The former Director of the Central Intelligence Agency John O Brennan will deliver BBC1’s Dimbleby Lecture 2017.
Brennan, who was chief counterterrorism advisor to Barack Obama, is expected to assess the future prospects for “security, stability, and disruption in a highly dynamic and technologically driven world”.
The annual TV lecture has run for over four decades and is a tradition that honours the legendary broadcaster, Richard Dimbleby. Brennan will be the 41st speaker, joining the ranks of the Prince of Wales, Bill Clinton, Terry Pratchett, Baroness Lane-Fox, Christine Lagarde and Bill Gates.
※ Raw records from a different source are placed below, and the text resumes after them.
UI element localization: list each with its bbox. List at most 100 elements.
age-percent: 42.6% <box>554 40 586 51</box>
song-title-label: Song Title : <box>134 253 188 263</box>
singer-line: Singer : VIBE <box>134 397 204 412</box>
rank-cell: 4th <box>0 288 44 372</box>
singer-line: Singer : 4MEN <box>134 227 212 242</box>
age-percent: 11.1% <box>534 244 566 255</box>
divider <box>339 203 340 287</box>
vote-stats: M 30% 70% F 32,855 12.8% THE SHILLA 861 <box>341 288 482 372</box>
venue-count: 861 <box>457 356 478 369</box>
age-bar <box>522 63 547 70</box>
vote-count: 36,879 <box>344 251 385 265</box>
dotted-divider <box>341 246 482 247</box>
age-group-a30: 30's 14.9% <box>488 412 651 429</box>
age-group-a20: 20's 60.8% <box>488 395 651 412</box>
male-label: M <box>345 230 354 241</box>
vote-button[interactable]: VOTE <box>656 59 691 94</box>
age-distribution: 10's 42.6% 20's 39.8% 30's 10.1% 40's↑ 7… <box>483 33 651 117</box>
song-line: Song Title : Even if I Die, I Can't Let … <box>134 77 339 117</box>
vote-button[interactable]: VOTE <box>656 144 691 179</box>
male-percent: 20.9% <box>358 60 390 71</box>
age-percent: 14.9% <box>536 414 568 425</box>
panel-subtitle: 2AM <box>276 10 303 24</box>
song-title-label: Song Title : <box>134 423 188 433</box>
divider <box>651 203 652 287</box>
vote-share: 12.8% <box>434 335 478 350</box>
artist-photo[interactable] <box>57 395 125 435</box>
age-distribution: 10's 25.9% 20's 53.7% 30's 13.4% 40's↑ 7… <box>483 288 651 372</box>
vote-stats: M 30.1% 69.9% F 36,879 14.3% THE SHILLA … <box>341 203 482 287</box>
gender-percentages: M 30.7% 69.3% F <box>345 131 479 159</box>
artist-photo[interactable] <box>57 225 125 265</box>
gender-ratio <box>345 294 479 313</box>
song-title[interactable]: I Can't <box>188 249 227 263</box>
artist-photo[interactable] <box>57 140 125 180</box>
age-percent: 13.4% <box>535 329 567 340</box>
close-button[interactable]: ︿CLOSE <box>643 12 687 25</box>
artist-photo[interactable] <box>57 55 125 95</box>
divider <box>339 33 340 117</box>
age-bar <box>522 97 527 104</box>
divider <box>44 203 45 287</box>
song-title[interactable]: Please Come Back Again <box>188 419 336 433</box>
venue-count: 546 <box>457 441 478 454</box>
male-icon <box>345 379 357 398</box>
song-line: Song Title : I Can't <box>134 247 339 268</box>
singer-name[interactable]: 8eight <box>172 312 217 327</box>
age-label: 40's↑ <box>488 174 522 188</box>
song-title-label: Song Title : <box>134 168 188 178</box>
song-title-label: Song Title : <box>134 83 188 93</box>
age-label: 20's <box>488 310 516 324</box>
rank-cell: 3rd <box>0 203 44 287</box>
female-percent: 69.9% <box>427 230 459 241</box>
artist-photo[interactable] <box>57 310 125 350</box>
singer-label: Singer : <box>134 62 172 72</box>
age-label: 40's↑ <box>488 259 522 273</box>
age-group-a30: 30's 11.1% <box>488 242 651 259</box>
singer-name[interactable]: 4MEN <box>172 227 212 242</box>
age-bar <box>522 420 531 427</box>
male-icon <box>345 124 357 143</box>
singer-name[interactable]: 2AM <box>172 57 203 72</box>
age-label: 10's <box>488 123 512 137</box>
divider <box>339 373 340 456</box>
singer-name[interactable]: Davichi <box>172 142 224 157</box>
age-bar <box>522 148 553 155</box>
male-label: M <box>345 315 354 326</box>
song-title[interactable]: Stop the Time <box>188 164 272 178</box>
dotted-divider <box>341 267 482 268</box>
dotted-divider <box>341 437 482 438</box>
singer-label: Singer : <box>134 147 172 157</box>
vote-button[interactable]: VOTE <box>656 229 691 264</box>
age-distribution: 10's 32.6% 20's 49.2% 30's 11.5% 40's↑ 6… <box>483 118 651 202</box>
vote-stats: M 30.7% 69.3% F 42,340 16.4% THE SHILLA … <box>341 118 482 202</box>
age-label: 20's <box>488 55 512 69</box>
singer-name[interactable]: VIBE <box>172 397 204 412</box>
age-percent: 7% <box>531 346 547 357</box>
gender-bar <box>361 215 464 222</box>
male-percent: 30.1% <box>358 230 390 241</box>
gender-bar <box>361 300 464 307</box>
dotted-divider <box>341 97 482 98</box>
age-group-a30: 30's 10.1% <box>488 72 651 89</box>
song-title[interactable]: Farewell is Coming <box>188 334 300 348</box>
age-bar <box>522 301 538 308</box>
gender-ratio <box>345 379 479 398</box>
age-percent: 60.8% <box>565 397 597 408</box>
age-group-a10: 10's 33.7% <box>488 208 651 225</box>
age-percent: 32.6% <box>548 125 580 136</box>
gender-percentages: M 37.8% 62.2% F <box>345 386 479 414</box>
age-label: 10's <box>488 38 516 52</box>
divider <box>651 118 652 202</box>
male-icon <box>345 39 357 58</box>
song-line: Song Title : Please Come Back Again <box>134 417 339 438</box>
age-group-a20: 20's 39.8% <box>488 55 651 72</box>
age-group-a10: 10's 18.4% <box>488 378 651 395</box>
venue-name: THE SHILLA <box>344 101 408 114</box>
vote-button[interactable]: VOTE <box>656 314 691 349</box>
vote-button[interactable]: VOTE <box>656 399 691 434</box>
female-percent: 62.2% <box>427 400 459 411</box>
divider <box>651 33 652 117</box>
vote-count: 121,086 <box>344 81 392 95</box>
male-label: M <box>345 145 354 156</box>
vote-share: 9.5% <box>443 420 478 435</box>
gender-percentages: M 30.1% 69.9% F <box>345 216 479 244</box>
The lecture, which will air on BBC One in early April, is traditionally given by a well-recognised leader in their field on a subject of national or international importance. Brennan said that his forthcoming lecture comes at a time of “global turbulence and challenge”. He also said it would be a “testament to the very strong and mutually respectful and empowering partnership between American and British security”.
Brennan served as Director of the CIA from 2013 until January 2017, responsible for leading and managing intelligence collection, analysis, covert action, counterintelligence, and liaison relationships with foreign intelligence services.
Before that he advised former president Obama on his counterterrorism strategy and helped coordinate the US Government’s approach to homeland security, including its policies for responding to terrorism, cyber-attacks, natural disasters and pandemics.
For a period in the 90s, Brennan was the Agency’s intelligence briefer to President Bill Clinton. He first began his service in the CIA in 1980.